Culture parameters for stable expansion, genetic modification and germline transmission of rat pluripotent stem cells

Abstract

The ability of cultured pluripotent cells to contribute to the germline of chimaeric animals is essential to their utility for genetic manipulation. In the three years since rat embryonic stem (ES) cells were first reported the anticipated proliferation of genetically modified rat models from this new resource has not been realised. Culture instability, karyotypic anomalies, and strain variation are postulated to contribute to poor germline colonisation capacity. The resolution of these issues is essential to bring pluripotent cell‐based genetic manipulation technology in the rat to the level of efficiency achieved in the mouse.

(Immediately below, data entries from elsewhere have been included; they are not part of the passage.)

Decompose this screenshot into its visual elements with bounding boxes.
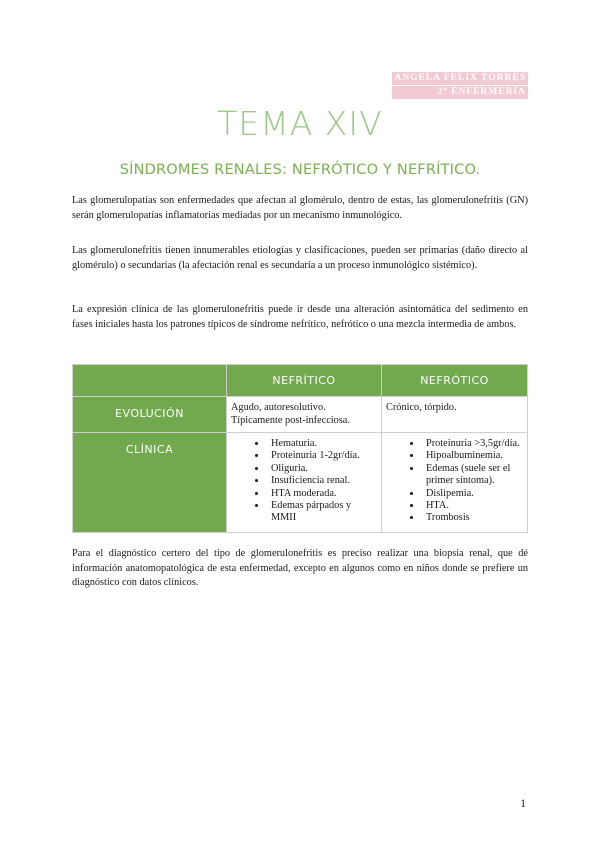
row-label-clinica: CLÍNICA <box>73 433 227 533</box>
paragraph-etiologies: Las glomerulonefritis tienen innumerables etiologías y clasificaciones, pueden ser primarias (daño directo al glomérulo) o secundarias (la afectación renal es secundaria a un proceso inmunológico sistémico). <box>72 245 528 271</box>
list-item: • Hipoalbuminemia. <box>422 450 524 462</box>
page-title: TEMA XIV <box>217 104 383 143</box>
list-item: • Dislipemia. <box>422 488 524 500</box>
table-row-clinica <box>73 433 528 533</box>
author-name: ANGELA FELIX TORRES <box>394 73 526 83</box>
list-item: • Proteinuria 1-2gr/día. <box>267 450 378 462</box>
paragraph-clinical: La expresión clínica de las glomerulonefritis puede ir desde una alteración asintomática del sedimento en fases iniciales hasta los patrones típicos de síndrome nefrítico, nefrótico o una mezcla intermedia de ambos. <box>72 304 528 330</box>
cell-evolucion-nefrotico: Crónico, tórpido. <box>382 397 528 433</box>
list-item: • Insuficiencia renal. <box>267 475 378 487</box>
comparison-table <box>72 364 528 533</box>
list-item: • Trombosis <box>422 512 524 524</box>
table-row-evolucion <box>73 397 528 433</box>
list-item: • Edemas (suele ser el primer síntoma). <box>422 463 524 488</box>
table-header-nefritico: NEFRÍTICO <box>227 365 382 397</box>
list-item: • Proteinuria >3,5gr/día. <box>422 438 524 450</box>
list-item: • Hematuria. <box>267 438 378 450</box>
paragraph-diagnosis: Para el diagnóstico certero del tipo de glomerulonefritis es preciso realizar una biopsia renal, que dé información anatomopatológica de esta enfermedad, excepto en algunos como en niños donde se prefiere un diagnóstico con datos clínicos. <box>72 548 528 589</box>
row-label-evolucion: EVOLUCIÓN <box>73 397 227 433</box>
list-item: • HTA. <box>422 500 524 512</box>
list-item: • HTA moderada. <box>267 488 378 500</box>
cell-clinica-nefrotico <box>382 433 528 533</box>
paragraph-intro: Las glomerulopatías son enfermedades que afectan al glomérulo, dentro de estas, las glomerulonefritis (GN) serán glomerulopatías inflamatorias mediadas por un mecanismo inmunológico. <box>72 195 528 221</box>
list-nefritico <box>231 438 378 525</box>
list-item: • Oliguria. <box>267 463 378 475</box>
list-item: • Edemas párpados y MMII <box>267 500 378 525</box>
table-header-row <box>73 365 528 397</box>
cell-evolucion-nefritico: Agudo, autoresolutivo. Típicamente post-infecciosa. <box>227 397 382 433</box>
author-course: 2º ENFERMERÍA <box>392 86 528 99</box>
page-subtitle: SÍNDROMES RENALES: NEFRÓTICO Y NEFRÍTICO. <box>119 162 481 178</box>
list-nefrotico <box>386 438 524 525</box>
cell-clinica-nefritico <box>227 433 382 533</box>
author-badge <box>392 72 528 100</box>
page-number: 1 <box>520 798 526 810</box>
table-header-nefrotico: NEFRÓTICO <box>382 365 528 397</box>
table-header-empty <box>73 365 227 397</box>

Recent reports have described various alternative methods to maintain rat ES cells that include provision of additional small molecules and selective passaging methods. In contrast, we report that euploid, germline competent rat ES and embryonic germ (EG) cell lines can be maintained by simple adherent culture methods in defined medium supplemented with the original two inhibitors (2i) of the mitogen‐activated protein kinase (ERK1/2) cascade and of glycogen synthase kinase 3, in combination with the cytokine leukaemia inhibitory factor (LIF). We demonstrate genetic modification, clonal expansion and transmission through the germline of rat ES and EG cell lines. We also describe a marked preference for full‐term chimaera contribution when SD strain blastocysts are used as recipients for either DA or SD pluripotent stem cells.